Friday, May 18, 2012

The Loners

Author: Lex Thomas
Goodreads Rating: 3.
My Rating: 3.75
Pages: 410
Reviewed By: Nicole


This book was provided to me by the publisher via Netgalley. I was intrigued by the concept of students being deadly to adults. It was a twist on the dystopian plague world in which the setting is focused on a school. I know that as much as adults felt like teenagers were dangers to their health, they should be thankful that they weren't in the case of this book.


Goodreads Synopses:


It was just another ordinary day at McKinley High—until a massive explosion devastated the school. When loner David Thorpe tried to help his English teacher to safety, the teacher convulsed and died right in front of him. And that was just the beginning.

A year later, McKinley has descended into chaos. All the students are infected with a virus that makes them deadly to adults. The school is under military quarantine. The teachers are gone. Violent gangs have formed based on high school social cliques. Without a gang, you’re as good as dead. And David has no gang. It’s just him and his little brother, Will, against the whole school.

In this frighteningly dark and captivating novel, Lex Thomas locks readers inside a school where kids don’t fight to be popular, they fight to stay alive.



Click to see what I thought!
I didn't think that I was going to like this book much. As hard as I try not to make judgements about books before reading them, I do make small ones. While I was pleasantly surprised by this one, I still have my reservations about the second book. That being said, there is a strong possibility that I would read the second book.


It was both interesting and annoying to see the prevalence of stereotypes in this book. In the description we know that gangs have formed, but the gangs are just high school stereotypes like Varsity which has all the jocks and the Freaks, and the Skaters, and the Sluts and the Pretty Ones, and the Geeks and the Nerds. I liked that the Loners existed because not everyone fits into a category, but by becoming a Loner you labeled yourself. Maybe it was just because my high school didn't really have these clicks, at least not in my grade. Even if you could have applied one label to a kid, that same one would fit in other categories as well.

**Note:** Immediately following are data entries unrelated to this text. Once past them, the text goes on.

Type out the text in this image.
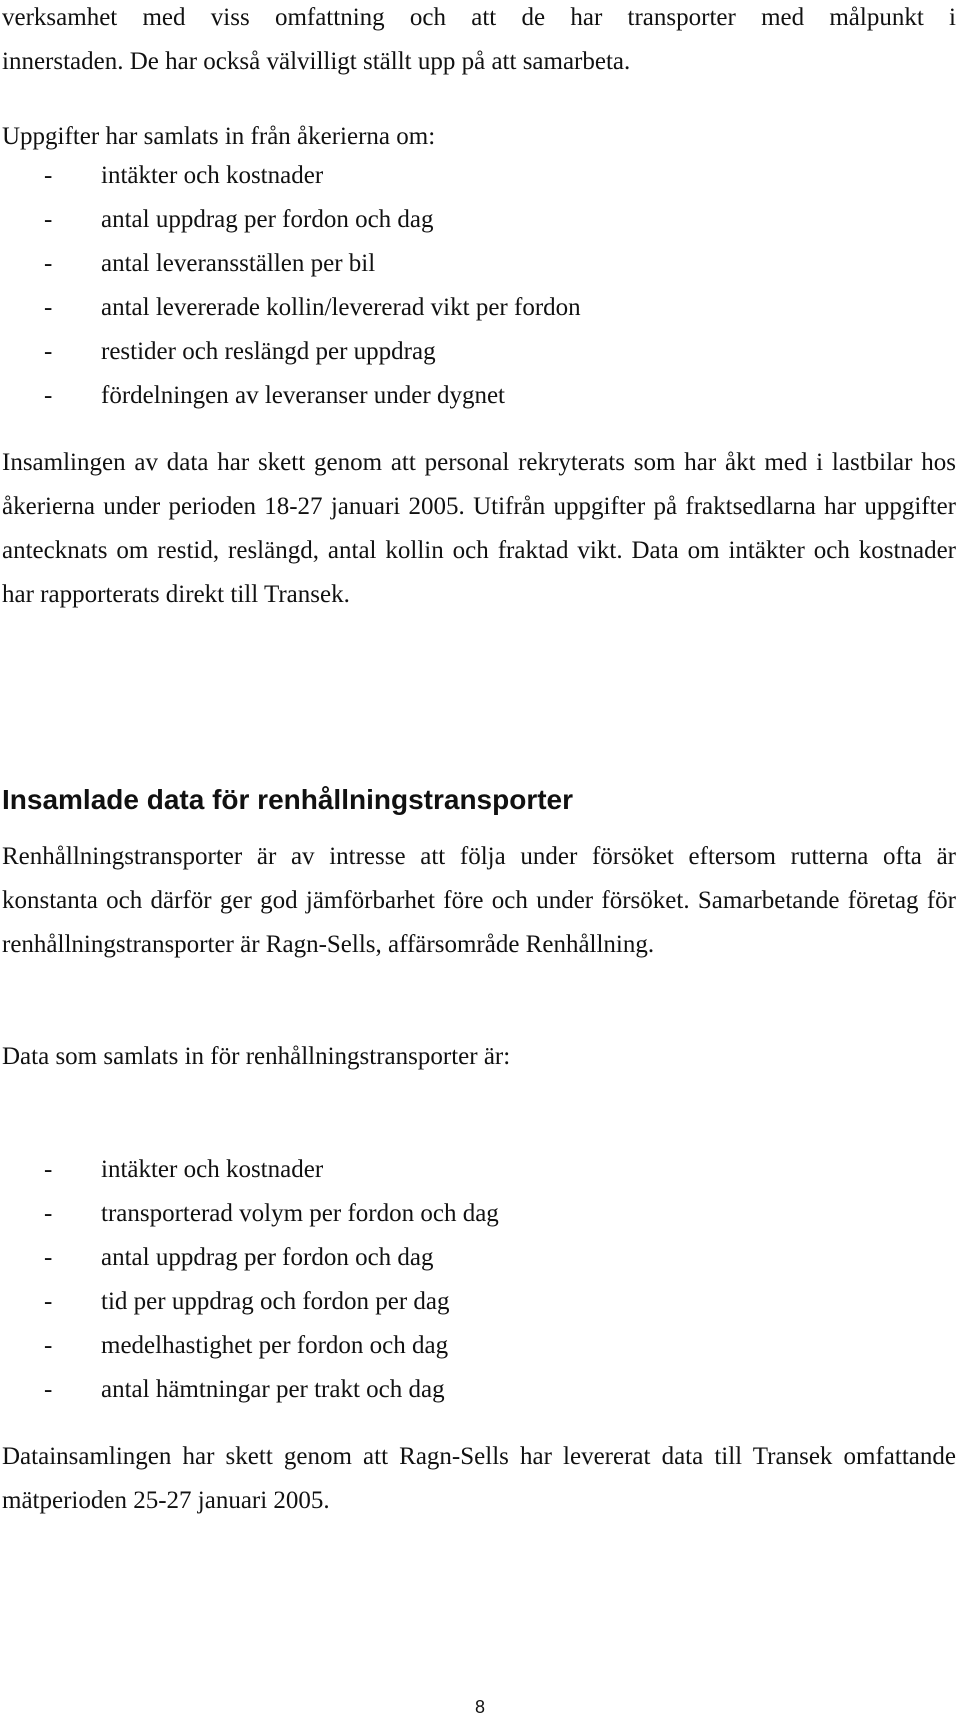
verksamhet med viss omfattning och att de har transporter med målpunkt i

innerstaden. De har också välvilligt ställt upp på att samarbeta.

Uppgifter har samlats in från åkerierna om:

- intäkter och kostnader
- antal uppdrag per fordon och dag
- antal leveransställen per bil
- antal levererade kollin/levererad vikt per fordon
- restider och reslängd per uppdrag
- fördelningen av leveranser under dygnet

Insamlingen av data har skett genom att personal rekryterats som har åkt med i lastbilar hos åkerierna under perioden 18-27 januari 2005. Utifrån uppgifter på fraktsedlarna har uppgifter antecknats om restid, reslängd, antal kollin och fraktad vikt. Data om intäkter och kostnader har rapporterats direkt till Transek.

Insamlade data för renhållningstransporter

Renhållningstransporter är av intresse att följa under försöket eftersom rutterna ofta är konstanta och därför ger god jämförbarhet före och under försöket. Samarbetande företag för renhållningstransporter är Ragn-Sells, affärsområde Renhållning.

Data som samlats in för renhållningstransporter är:

- intäkter och kostnader
- transporterad volym per fordon och dag
- antal uppdrag per fordon och dag
- tid per uppdrag och fordon per dag
- medelhastighet per fordon och dag
- antal hämtningar per trakt och dag

Datainsamlingen har skett genom att Ragn-Sells har levererat data till Transek omfattande mätperioden 25-27 januari 2005.

8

And while I'm not even close to a feminist (I'll be happy staying home with my children all day when the time comes, thank you) I bristled at the Sluts gang. That just made me mad every time I read it. /rant


I did feel that there were too many characters in this book. Just to name a few recurring names: Lucy, David, Hilary, Sam, Will, Dorothy, Nelson, Belinda, Violent, Smudge, Gonzalo, Brad, Bobby. I literally just finished the book and confused a few of the names. It was hard at points keeping track of who was who and why we cared who they were. That being said, I was able to get a clear understanding of a decent number of the characters that we were introduced to.


I found it interesting how at one point David (our hero) struggles with deciding if his ex girlfriend is the same person she used to be. He keeps thinking that she wasn't the same girl that he used to love and all I could think was. "Nooo really!? Its not like you're both fighting for your survival or anything or going through puberty locked in a school!" But I guess sometimes boys are just a little slower on the uptake than us girls.


Some of the ideas in this book were a little far fetched, (like having the Varsity gang make moonshine) but at the same time it played true to any survivalist senairio; You find a group and fight for food. I found that it was a mixture of The Lord of the Flies and The Hunger Games. If you've read both, then you know that Lord of the Flies is about kids that crash land on an island and how they survive with no food and you know that The Hunger Games is a fight for survival in an arena. In this case the school is the arena, the weekly food drops are the "cornocopia" (where food and weapons are in the game) and that these children are stranded with little to no survival skills and they need to make do with what is available to them.


All in all, I think I would give the second book a chance to see how this rivalry between Sam (head of the Varsity) and David (head of the Loners) plays out.